Talk about inconvenient timing. In Sunday’s Twin Cities Marathon, Kevin Castille was running just behind the lead pack — in a group that included two-time champion Mbarak Hussein, his friend and mentor — until nature called at the 15-mile mark.
Castille rushed to the bathroom, then rushed to rejoin the chase for the men’s masters title.
“It seemed like it took me forever,’’ he said. “I didn’t think I was ever going to catch up.’’
Much to Hussein’s surprise, he did. Castille worked his way back by the 22-mile mark and pushed Hussein, who held on to win the U.S. men’s masters championship in 2 hours, 20 minutes, 20 seconds. Castille finished second in 2:20:58.
Hussein, 48, became the first man to win four U.S. masters championships. He also won the Twin Cities Marathon overall title in 2005 and 2006. Castille, a 41-year-old who is rising in the masters ranks, established a personal record in his third race at the 26.2-mile distance.
“At some point I didn’t see [Castille],’’ said Hussein, of Albuquerque, N.M. “I was comfortable. Then, all of a sudden, I look back, and he’s right behind. With his speed, I knew I was in trouble.’’

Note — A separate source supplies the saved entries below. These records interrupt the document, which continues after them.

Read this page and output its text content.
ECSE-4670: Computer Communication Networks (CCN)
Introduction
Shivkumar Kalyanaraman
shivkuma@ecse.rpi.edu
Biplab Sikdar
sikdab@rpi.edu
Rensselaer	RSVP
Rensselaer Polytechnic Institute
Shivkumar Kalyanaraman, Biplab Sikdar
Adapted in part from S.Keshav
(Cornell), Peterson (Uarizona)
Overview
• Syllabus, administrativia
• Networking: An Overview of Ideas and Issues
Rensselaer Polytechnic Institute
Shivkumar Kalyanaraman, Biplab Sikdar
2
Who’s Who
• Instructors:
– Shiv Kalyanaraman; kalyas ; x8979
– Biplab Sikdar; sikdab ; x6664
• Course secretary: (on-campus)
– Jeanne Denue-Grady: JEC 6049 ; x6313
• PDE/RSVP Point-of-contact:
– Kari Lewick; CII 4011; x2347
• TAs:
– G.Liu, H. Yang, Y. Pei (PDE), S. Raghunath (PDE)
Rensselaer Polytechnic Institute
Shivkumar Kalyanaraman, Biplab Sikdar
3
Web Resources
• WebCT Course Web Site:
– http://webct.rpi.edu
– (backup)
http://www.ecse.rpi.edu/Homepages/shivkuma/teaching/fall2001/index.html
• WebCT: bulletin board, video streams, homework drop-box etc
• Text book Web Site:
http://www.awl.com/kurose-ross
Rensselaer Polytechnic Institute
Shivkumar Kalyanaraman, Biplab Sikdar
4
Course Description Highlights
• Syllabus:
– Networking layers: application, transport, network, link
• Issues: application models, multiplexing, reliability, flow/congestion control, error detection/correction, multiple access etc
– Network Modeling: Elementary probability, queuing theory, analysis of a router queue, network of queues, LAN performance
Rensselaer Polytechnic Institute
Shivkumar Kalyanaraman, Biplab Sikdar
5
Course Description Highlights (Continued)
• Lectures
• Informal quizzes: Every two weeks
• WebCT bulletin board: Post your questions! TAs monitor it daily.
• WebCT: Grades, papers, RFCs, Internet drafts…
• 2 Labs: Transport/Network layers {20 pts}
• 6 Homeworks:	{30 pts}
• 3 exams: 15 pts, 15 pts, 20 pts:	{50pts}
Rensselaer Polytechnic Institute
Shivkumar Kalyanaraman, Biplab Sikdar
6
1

Sheri Piers of Falmouth, Maine, won her second U.S. women’s masters title in 2:38:35. Piers, 42, also won in 2011.
A quick fix
Wheelchair athlete Matthew Porterfield thought a damaged racing chair would prevent him from competing in Sunday’s marathon. An axle on the chair was bent during his flight to the Twin Cities, and when it appeared it couldn’t be fixed, he left it in the lobby of his hotel.
In the wheelers’ ranks, however, fellowship — and determination — run strong. Some other competitors, including Tyler Byers and Park Rapids native Aaron Pike, decided to try their hand at repairing Porterfield’s chair. Working in the hotel lobby, they got it ready in time for the race. Porterfield finished seventh, while Pike was second and Byers was fourth.
Joshua George, a five-time medalist at the Paralympic Games and Pike’s training partner, won his first Twin Cities Marathon title in 1:37:08.
“I’m not very mechanically inclined, but Aaron and Tyler are,’’ George said. “We’re very competitive once we get out here, but we look out for each other.’’
Cutting it close
Without the same stellar field as last year’s Medtronic Twin Cities 10-mile, Team USA Minnesota runner Jonathan Peterson wanted to find ways to self-motivate. So the night before running Sunday’s race — and winning by a strong margin — the 24-year-old shaved his reddish-blonde hair into a Mohawk.
“You have to do something funky every now and then,” Peterson said.
With less resistance than ever atop his lithe frame, the UC Davis graduate finished in 49:02. That was almost a minute over the personal-best 48:06 he ran in last year’s TC 10-mile, which was also the USA 10-mile championship and featured runners such as Mo Trafeh and Ben True.
With the difference in field in mind, Peterson — who will next run a 10-mile in Pittsburgh in November — just enjoyed the day. He fed off the clusters of early-bird spectators and enjoyed clearer skies and milder temperatures than a year ago, with enough sun to keep his newly exposed head warm.
“I was expecting it to be cold and wet, but it was beautiful out,” he said, pointing to the top of his head. “It made this work a lot better.”
The top three women’s 10-mile finishers all completed the race in under an hour. Minneapolis resident Laura Paulsen led the pack, finishing a minute in front of the next runner — Jillian Tholen — with a time of 58:46.
Paulsen, who is a senior innovation fellow at the Medical Devices Center of the University of Minnesota, ran the TC 10-mile for the first time last year. This time around, she was 37 seconds slower, but still achieved her goals as she trains for a California half-marathon in November.
“It’s a good, competitive atmosphere here that’s always very friendly,” Paulsen said. “I just took the lead, then tried to keep going and pretend like [the competitors directly behind her] were right on my shoulder and I had to go faster.”
• Race officials reported that 100 runners from the marathon field and 10 from the 10-mile field were treated in the medical tent. Though 30 were sent to other medical facilities, officials said none of the conditions appeared to be life-threatening.
• Susannah Scaroni won the women’s wheelchair division of the marathon in 1:54:37. Her time broke the course record for women’s wheelers, which was set in 1996.
• A total of 8,849 runners finished the marathon, and 8,554 finished the TC 10-mile. Both were race records during a weekend in which 24,000 people participated in events including a 5K, 10K and children’s races.